Prophylaxis.Serious Occupation.—Of course, the real way out of the trouble is to have to do certain important things that occupy the mind and require the doing of many other things as subsidiaries which must be accomplished in order to carry out the greater resolution. Men who have important affairs on their hands seldom are bothered by doubts and hesitancy. Women who have not much to do make mountains out of the molehills of their little occupations and every trifle must be adjudged. The larger interests must be cultivated, the smaller ones must be turned over to the automaton which every one of us can develop in our persons if we only set about it resolutely. Each thing that comes up must be settled at once and action must replace contemplation. The Hamlet in us all must be put down and resolution must not be allowed to be sicklied over with the pale cast of thought. We must do {738} things and not think about them too much. The doubters can learn this lesson. They will never be entirely without hesitancy, but they can remove many of their difficulties, and live to accomplish much in spite of their make-up.

Physical Treatment.—The physical treatment of the doubting state consists, of course, in bringing the individual's physical condition as near as possible up to the normal. When the state occurs in people who are under weight its betterment is rather easy. The special feature of the physical condition that needs seeing to is an ample supply of fresh air. People who live in ill-ventilated places, or who do not get out into the air enough, are almost sure to suffer from the tendency to avoid the making of decisions. The man of decision usually is a vigorous outdoor-air individual. Even the perfectly healthy man who has been in the house for some reason for days together gets into a state of mind where the making of decisions becomes objectionable. He wants to push things away from him. In individuals who already have a natural tendency this way this is greatly exaggerated by confinement. Arrangements must be made, therefore, that will ensure getting out for some time, not once but twice every day. The regular making of decisions for this purpose is of itself a good mental discipline. It must not be omitted even for rain or snow, unless there are additional reasons of some kind. An abundance of fresh air in the sleeping-room is extremely important and must be secured.

Mental Treatment.—The mental treatment consists in diversion of mind. Usually the doubters have no interests that appeal to them deeply and in which they have to make prompt regular decisions. If possible, these must be secured. They must form habits of doing things regularly and of making up their minds to do them, and then not have to repeat the adjudication and resolution.
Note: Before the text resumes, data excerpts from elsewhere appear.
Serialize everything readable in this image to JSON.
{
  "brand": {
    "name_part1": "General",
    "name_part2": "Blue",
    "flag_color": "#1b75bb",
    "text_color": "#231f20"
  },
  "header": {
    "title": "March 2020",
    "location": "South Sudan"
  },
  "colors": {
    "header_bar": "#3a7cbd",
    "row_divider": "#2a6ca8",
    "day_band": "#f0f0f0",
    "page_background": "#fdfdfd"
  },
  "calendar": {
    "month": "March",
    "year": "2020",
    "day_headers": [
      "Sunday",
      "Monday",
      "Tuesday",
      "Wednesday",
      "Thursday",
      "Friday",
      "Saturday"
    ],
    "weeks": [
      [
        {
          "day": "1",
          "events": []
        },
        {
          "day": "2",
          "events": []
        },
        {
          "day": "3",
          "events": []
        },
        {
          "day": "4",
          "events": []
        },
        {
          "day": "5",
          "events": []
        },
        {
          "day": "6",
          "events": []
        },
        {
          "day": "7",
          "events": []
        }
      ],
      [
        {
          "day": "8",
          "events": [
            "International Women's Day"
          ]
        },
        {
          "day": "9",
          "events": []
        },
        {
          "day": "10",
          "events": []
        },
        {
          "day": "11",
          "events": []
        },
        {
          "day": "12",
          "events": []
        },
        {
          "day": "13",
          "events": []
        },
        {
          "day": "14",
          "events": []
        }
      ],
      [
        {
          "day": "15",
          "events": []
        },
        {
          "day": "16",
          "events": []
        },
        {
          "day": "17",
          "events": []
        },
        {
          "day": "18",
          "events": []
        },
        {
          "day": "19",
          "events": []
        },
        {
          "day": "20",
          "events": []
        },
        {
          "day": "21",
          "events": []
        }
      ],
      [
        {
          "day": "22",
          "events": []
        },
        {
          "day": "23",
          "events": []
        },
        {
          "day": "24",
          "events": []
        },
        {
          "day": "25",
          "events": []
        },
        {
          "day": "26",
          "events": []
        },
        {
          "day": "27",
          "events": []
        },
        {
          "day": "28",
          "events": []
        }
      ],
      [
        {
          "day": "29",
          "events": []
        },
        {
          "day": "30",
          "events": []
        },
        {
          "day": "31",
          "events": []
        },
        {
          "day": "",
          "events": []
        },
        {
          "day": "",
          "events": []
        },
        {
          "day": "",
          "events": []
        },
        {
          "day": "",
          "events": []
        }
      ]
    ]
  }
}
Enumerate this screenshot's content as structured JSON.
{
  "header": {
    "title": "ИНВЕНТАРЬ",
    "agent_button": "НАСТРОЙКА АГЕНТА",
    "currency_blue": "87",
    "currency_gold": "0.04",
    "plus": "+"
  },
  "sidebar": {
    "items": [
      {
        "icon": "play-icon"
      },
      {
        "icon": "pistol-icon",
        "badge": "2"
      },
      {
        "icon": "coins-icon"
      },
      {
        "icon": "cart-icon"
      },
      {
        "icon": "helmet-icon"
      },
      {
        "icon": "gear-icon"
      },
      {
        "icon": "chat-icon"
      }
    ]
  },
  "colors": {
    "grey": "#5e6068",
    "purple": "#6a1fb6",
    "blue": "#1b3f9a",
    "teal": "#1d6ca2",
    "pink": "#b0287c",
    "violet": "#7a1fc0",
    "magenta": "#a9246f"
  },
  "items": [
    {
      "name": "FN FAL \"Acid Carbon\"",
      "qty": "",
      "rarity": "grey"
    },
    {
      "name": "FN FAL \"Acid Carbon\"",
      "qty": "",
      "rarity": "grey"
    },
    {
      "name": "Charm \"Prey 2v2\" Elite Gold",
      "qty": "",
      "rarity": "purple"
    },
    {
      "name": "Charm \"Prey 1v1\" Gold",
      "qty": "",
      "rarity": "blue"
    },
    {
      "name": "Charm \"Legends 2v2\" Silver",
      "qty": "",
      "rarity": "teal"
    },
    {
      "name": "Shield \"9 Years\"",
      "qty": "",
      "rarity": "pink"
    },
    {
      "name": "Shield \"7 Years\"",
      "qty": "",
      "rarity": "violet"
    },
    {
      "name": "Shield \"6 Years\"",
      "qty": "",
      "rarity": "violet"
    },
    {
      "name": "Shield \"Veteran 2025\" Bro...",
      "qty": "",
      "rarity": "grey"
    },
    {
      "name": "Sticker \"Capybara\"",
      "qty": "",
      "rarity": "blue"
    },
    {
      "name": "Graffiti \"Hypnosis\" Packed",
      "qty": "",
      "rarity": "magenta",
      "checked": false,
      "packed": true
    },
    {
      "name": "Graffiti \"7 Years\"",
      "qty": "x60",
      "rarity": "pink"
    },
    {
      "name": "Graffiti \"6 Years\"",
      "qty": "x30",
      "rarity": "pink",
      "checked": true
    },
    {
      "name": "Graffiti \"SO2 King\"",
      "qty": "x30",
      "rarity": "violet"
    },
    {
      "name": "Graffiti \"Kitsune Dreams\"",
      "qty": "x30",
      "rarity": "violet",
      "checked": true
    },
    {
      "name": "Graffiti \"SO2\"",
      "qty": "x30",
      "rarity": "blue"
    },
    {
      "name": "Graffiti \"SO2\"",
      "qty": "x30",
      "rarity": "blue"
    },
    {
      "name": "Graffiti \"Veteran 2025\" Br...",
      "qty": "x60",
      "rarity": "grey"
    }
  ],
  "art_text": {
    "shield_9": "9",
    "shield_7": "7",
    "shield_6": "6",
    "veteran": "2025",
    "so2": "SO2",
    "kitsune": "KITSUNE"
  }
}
In recent years people realize, quite apart from its religious significance, the value of what older religious writers called examination of conscience. Regularly before they go to sleep these people must be told to call up what they have done during the day and to note their faults in the matter of putting off doing things and making decisions slowly. They must, however, not only realize their faults, but they must make up their mind to correct them during the following day. They must not leave the arrangement of what they shall do next day to chance, but must decide just how and when they shall do things and then, as far as possible, keep to this program. The program must, of course, be sensible and considerate. This preliminary arrangement can be made to mean much more than might be thought. Some people thus learn to correct entirely their tendency to doubt whether they should do things or not and lessen greatly the difficulties they have in making decisions.